Clausola arbitrale: è inefficace se non negoziata
Anche nelle ipotesi in cui viene in rilievo la deroga alla competenza dell’autorità giudiziaria, in favore di quella degli arbitri ex art. 33, comma 2, lettera t), del decreto legislativo n. 206/2005, al pari della deroga della competenza del foro del consumatore, la prova di tale circostanza «costituisce onere preliminare a carico del professionista che intenda avvalersi della clausola», ponendosi l’esistenza della trattativa come un antecedente logico rispetto alla dimostrazione della natura non vessatoria di siffatta clausola. A confermarlo è la Cassazione con ordinanza 31 dicembre 2021, n. 42091.
IL CASO
La Suprema Corte ha ritenuto fondato il primo motivo, con il quale la società ricorrente deduceva che la Corte di appello e il Collegio arbitrale non avessero considerato la trattativa individuale che vi era stata sulla clausola compromissoria con i signori M..
Invero, secondo la giurisprudenza di legittimità, in tema di arbitrato tra un consumatore ed un professionista, la deroga alla competenza dell’autorità giudiziaria in favore degli arbitri, ex art. 33, comma 2, lett. t), del decreto legislativo n. 306/2005, è legittima ove venga provata l’esistenza di una specifica trattativa tra le parti, su tale circostanza, prova che incombe sul professionista che rivendichi l’efficacia della clausola aribitrale.
La Corte ha preliminarmente ricordato come, già in passato, avesse precisato che «la qualifica di consumatore di cui al D.Lgs. 6 settembre 2005, n. 206, art. 3 – rilevante ai fini della identificazione del soggetto legittimato a avvalersi della tutela di cui all’art. 33 del citato D.Lgs. – compete alle sole persone fisiche allorchè concludano un contratto per la soddisfazione di esigenze della vita quotidiana estranee all’attività imprenditoriale o professionale eventualmente esercitata» (Cass., 12 marzo 2014, n. 5705) e che, in relazione a tali tipi di rapporti, «i/ foro del consumatore, sebbene esclusivo, è di natura derogabile, in forza di quanto previsto dall’art. 33, comma 2, lettera u), del d.lgs. 6 settembre 2005, n. 206».

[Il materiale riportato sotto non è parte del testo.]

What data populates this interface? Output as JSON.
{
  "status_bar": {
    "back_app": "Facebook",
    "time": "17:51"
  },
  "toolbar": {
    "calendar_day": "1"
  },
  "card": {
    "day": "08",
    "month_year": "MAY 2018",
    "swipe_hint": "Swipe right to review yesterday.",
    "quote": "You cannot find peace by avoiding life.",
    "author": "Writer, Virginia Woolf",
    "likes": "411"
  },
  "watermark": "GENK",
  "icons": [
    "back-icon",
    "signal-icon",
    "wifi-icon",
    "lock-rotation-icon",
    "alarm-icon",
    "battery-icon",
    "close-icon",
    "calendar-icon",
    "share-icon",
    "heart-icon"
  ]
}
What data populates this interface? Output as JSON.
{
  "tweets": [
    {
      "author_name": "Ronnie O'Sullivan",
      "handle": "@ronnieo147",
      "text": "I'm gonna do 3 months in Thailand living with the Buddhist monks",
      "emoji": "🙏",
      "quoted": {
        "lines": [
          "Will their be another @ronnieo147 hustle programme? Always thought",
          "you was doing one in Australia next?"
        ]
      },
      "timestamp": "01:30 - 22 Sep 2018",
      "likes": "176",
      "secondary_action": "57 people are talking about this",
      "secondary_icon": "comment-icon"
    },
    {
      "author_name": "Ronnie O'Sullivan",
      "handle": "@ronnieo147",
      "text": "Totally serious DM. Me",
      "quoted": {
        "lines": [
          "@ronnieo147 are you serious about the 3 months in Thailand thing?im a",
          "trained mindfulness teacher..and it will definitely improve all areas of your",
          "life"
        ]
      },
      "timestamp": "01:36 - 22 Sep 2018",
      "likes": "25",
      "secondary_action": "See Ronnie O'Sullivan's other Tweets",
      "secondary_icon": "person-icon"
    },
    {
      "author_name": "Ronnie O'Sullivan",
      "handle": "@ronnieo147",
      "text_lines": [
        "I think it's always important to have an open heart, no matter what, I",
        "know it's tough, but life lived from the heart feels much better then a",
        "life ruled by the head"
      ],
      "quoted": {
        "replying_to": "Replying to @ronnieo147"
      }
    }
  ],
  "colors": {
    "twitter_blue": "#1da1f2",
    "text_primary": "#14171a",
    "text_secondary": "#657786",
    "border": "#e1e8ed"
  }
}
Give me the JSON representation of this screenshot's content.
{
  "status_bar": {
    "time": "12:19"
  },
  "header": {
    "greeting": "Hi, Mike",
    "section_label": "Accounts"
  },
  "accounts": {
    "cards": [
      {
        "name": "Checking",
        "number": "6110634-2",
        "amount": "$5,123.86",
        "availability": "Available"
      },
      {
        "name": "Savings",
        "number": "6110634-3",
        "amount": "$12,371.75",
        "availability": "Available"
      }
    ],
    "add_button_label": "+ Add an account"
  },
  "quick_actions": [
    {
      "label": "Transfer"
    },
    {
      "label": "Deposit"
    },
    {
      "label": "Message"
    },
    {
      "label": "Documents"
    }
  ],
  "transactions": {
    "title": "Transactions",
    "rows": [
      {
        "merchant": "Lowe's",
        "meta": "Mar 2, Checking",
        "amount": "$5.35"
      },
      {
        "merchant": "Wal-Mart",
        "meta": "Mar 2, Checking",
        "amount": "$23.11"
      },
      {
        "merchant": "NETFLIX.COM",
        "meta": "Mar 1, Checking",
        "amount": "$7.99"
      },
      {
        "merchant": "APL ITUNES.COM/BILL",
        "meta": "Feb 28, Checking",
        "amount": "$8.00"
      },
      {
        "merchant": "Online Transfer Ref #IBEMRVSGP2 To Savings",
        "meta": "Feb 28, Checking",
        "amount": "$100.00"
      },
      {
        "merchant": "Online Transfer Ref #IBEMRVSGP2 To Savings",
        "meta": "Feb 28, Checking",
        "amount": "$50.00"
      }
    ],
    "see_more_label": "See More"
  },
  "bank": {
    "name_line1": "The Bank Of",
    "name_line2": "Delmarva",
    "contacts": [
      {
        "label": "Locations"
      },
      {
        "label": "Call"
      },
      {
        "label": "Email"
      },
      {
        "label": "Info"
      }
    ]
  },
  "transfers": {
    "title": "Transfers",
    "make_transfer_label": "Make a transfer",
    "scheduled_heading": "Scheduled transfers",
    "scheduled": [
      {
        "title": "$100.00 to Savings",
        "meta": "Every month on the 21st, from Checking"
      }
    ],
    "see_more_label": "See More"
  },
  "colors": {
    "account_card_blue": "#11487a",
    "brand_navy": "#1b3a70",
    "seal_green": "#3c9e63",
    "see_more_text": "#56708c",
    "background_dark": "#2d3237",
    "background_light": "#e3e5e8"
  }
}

Tuttavia, anche nelle ipotesi in cui viene in rilievo la deroga alla competenza dell’autorità giudiziaria, in favore di quella degli arbitri ex art. 33, comma 2, lettera t), del decreto legislativo n. 206/2005, al pari della deroga della competenza del foro del consumatore, la prova di tale circostanza «costituisce onere preliminare a carico del professionista che intenda avvalersi della clausola, ponendosi l’esistenza della trattativa come un antecedente logico rispetto alla dimostrazione della natura non vessatoria di siffatta clausola» (Cass. 13 febbraio 2017, n. 3744, citata).
LA DECISIONE
Nel caso in esame la SC ha cassato la decisione della Corte di appello «per avere riconosciuto sostanzialmente la natura vessatoria della clausola e conseguentemente la sua nullità, con difetto di competenza del collegio arbitrale, senza dapprima avere valutato la fondatezza del rilievo difensivo sull’esistenza di una specifica trattativa tra le parti, dedotto dalla società ricorrente che intendeva avvalersi della clausola arbitrale di deroga, ponendosi l’esistenza della trattativa come un precedente logico rispetto alla dimostrazione della natura vessatoria o meno di siffatta clausola».
La Corte ha quindi ritenuto che il giudice di secondo grado non avesse correttamente applicato la norma di cui all’art. 33 del decreto legislativo n. 306/2005, ai fini della sussistenza o esclusione della competenza arbitrale, non avendo valutato, al di là della qualità di professionista e consumatore delle parti, anche l’esistenza di una trattativa individuale, dedotta dalla società appellante, avente ad oggetto la clausola compromissoria.